Texas has made itself a solid contender by learning a lesson from Kansas City and styling its team to its park. "The wind blows in at Arlington most of the time," says Toby Harrah, who moves this year from short to third. "Our organization finally realized that our park is best suited for pitching and defense, not power. You have to give our front office credit for seeing what we needed and going out and getting it."

Last year the Rangers' defense, particularly in the infield, was a laughable ninth in the league. So Texas signed free-agent Shortstop Bert Campaneris, a superb gloveman who stole 54 bases last season at Oakland. He will team with Catcher Jim Sundberg and Centerfielder Juan Beniquez (who came to Texas in '76 with a reputation as an abysmal fielder and promptly led major league outfielders with 18 assists) to give the Rangers strength up the middle. Campaneris also could improve the offensive production of Harrah, who now can play 10 pounds heavier because he will have less ground to cover at third. Harrah, who was, at best, an undistinguished shortstop, feels that at 190 pounds he can produce at the plate the way he did in 1975, when he hit .293 with 20 homers and 93 RBIs. Last season he fell off to .260 with 15 homers and 67 runs driven in. "At short, your No. 1 priority is defense," he says. "At third, you have to contribute more offensively." On the right side of the infield, the Rangers should get a strong bat from rookie Bump Wills, the son of Maury and a .324 hitter in Triple A last year, at second, and Mike Hargrove, a consistent .300 hitter, at first.

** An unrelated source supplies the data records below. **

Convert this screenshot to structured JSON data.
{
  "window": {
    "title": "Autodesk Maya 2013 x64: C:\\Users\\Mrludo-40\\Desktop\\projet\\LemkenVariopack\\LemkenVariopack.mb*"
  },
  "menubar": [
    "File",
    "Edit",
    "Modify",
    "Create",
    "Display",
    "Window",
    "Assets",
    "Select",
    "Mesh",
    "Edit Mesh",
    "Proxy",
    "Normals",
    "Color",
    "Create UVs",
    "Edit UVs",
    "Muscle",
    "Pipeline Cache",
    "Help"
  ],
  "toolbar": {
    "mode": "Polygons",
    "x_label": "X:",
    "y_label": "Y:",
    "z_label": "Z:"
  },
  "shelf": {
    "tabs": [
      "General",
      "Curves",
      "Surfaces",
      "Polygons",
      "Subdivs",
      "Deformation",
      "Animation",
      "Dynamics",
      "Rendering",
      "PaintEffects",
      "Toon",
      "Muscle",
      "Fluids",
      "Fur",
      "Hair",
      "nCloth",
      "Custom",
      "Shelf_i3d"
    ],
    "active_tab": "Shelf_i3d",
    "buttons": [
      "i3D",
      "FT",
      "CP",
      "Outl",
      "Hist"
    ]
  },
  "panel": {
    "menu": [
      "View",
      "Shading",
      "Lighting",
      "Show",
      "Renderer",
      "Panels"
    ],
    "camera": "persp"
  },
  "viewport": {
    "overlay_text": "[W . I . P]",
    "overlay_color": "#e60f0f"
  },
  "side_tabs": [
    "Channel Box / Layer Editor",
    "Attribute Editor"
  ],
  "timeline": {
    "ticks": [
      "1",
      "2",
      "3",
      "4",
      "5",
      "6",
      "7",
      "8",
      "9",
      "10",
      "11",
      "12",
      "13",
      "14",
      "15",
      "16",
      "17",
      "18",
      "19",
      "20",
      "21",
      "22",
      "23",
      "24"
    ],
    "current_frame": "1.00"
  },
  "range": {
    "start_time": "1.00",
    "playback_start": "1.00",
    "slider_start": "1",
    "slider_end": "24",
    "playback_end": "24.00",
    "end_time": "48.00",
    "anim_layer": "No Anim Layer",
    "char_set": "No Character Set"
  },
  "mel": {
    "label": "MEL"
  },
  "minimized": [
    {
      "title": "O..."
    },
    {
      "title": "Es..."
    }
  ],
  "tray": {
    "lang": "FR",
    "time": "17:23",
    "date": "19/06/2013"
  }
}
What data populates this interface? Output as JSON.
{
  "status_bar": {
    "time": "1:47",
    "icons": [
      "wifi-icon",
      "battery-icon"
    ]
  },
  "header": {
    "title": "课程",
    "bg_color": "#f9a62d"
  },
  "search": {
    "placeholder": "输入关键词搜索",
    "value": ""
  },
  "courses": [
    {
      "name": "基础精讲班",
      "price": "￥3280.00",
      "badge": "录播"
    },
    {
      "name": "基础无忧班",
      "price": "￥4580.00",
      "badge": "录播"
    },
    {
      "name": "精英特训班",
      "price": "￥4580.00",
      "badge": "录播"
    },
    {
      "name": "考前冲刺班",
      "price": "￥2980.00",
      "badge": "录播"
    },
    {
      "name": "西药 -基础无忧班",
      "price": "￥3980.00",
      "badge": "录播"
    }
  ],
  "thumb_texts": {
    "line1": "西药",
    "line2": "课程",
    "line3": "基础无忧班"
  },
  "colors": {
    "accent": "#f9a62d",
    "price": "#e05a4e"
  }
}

Texas also solidified its pitching from the free-agent ranks, signing former Yankee Doyle Alexander (13-9 with a 3.36 ERA). He joins Bert Blyleven (13-16, but a 2.87 ERA) and venerable Gaylord Perry (15-14, 3.24 ERA) to give the Rangers a respectable rotation. More important, Texas has shored up a pitiful bullpen, which had a league-low 15 saves, by purchasing Paul Lindblad from Oakland and trading for Darold Knowles of the Cubs. Both are lefthanders. The Rangers also added right-handed relief by dealing power-hitting former MVP Jeff Burroughs to Atlanta for five players, including short man Adrian Devine. Another of the five, Ken Henderson, replaces Burroughs in right—further improving the defense. But even with the late spring trade that brought Outfielder Claudell Washington from Oakland, there probably are not enough guns in the Ranger offense for Texas to shoot down Kansas City or California.